10.4097 · Motion · 2010-12-17
Département des finances
Liquidé
Wortlaut
Le Conseil fédéral est chargé de préparer des bases légales permettant de réserver les postes qui impliquent l'exercice de la puissance publique aux citoyens suisses.
Begründung
Le procureur général de la Confédération a manifestement l'intention de nommer des procureurs n'ayant pas la nationalité suisse, mesure selon lui indispensable pour faire face à l'augmentation du nombre de cas et de la charge de travail. Les procureurs fédéraux conduisent des procédures pénales, ordonnent des séquestres, des perquisitions et des mesures de surveillance secrètes et décernent des mandats d'arrêt. Ces tâches découlent du monopole de la force détenu par l'État et impliquent l'exercice de la puissance publique. Il est par conséquent indispensable que celui qui est en quelque sorte le bras armé d'un État possède la nationalité de cet État. A défaut, la méfiance des citoyens Suisses à l'égard de l'autorité d'instruction pourrait trouver un nouvel objet de cristallisation. Seul celui qui possède la nationalité d'un État doit pouvoir exercer la contrainte au nom de celui-ci. Le fait que des procureurs étrangers conduisent des enquêtes dans des affaires d'espionnage, notamment, pourrait être très délicat. La "longa manus" de l'État ne peut s'incarner que dans un citoyen de cet État. Que les prestations du Ministère public de la Confédération soient susceptibles d'amélioration est un secret de Polichinelle, mais la nomination de procureurs étrangers ne saurait être la solution.
Antrag des Bundesrates
Le Conseil fédéral propose de rejeter la motion.
Stellungnahme des Bundesrates
Dans la réponse à la motion Fiala 10.3966, le Conseil fédéral s'est déjà exprimé en détail concernant l'exigence voulant que les positions de cadres de la Confédération dans le domaine de la justice (Ministère public de la Confédération, tribunaux fédéraux) soient exclusivement attribuées à des personnes de nationalité suisse.
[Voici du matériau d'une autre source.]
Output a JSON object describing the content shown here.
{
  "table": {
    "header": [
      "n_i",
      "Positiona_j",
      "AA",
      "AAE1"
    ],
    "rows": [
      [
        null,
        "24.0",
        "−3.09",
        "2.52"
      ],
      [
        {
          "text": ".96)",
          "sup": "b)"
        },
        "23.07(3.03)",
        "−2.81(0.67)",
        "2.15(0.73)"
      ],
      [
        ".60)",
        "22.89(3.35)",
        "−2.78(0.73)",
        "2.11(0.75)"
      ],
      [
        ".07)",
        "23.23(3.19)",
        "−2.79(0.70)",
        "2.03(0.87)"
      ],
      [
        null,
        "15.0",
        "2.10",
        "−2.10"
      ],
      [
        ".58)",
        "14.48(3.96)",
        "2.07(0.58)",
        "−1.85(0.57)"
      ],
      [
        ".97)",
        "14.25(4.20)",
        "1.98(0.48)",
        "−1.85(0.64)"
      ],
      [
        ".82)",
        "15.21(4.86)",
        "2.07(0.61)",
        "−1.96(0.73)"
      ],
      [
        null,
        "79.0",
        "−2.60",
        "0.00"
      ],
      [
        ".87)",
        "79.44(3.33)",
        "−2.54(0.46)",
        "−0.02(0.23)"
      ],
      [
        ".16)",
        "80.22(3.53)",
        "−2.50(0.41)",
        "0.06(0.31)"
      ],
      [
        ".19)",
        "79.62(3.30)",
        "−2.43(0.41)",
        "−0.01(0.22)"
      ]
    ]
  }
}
En ce qui concerne la présente motion, qui a une teneur générale, mais mentionne également le Ministère public de la Confédération dans le développement, le Conseil fédéral limite sa réponse aux personnes non visées par la motion Fiala 10.3966.
En vertu de l'art. 8, al. 3, de la loi sur le personnel de la Confédération (RS 172.220.1), le Conseil fédéral peut, si l'accomplissement de tâches impliquant l'exercice de la puissance publique l'exige, déterminer par voie d'ordonnance les emplois auxquels n'ont accès que des personnes de nationalité suisse. Il a utilisé cette possibilité aux articles 23 et 24 de l'ordonnance sur le personnel de la Confédération (OPers ; RS 172.220.111.3) et accordé aux départements la compétence de limiter aux personnes possédant la nationalité suisse l'accès aux postes impliquant l'exercice de la puissance publique, par exemple dans les domaines de la lutte internationale contre la criminalité, de la police, de la défense nationale, de la représentation de la Suisse à l'étranger, des négociations internationales et du corps des gardes-frontière. Le fait que le Conseil fédéral n'exige pas déjà dans l'OPers la nationalité suisse pour toutes ces catégories de personnel montre qu'il souhaite en principe que cette condition restrictive d'accès aux emplois soit mise en oeuvre avec retenue. Les départements sont tenus pour leur part de désigner les fonctions auxquelles s'applique cette limitation. Cette approche garantit que la nationalité suisse n'est requise que lorsque l'accomplissement des tâches inhérentes à une fonction impliquant l'exercice de la puissance publique l'exige vraiment. Le texte de la motion va trop loin en voulant limiter aux citoyens suisses l'accès à toutes les fonctions impliquant l'exercice de la puissance publique. En pareil cas, d'autres domaines tels que les impôts, la révision et la surveillance seraient également concernés. Une telle extension de cette condition restrictive d'accès aux emplois n'est ni souhaitée ni nécessaire. Les dispositions actuelles permettent de préserver les intérêts de la Suisse.
Le Conseil fédéral propose de rejeter la motion.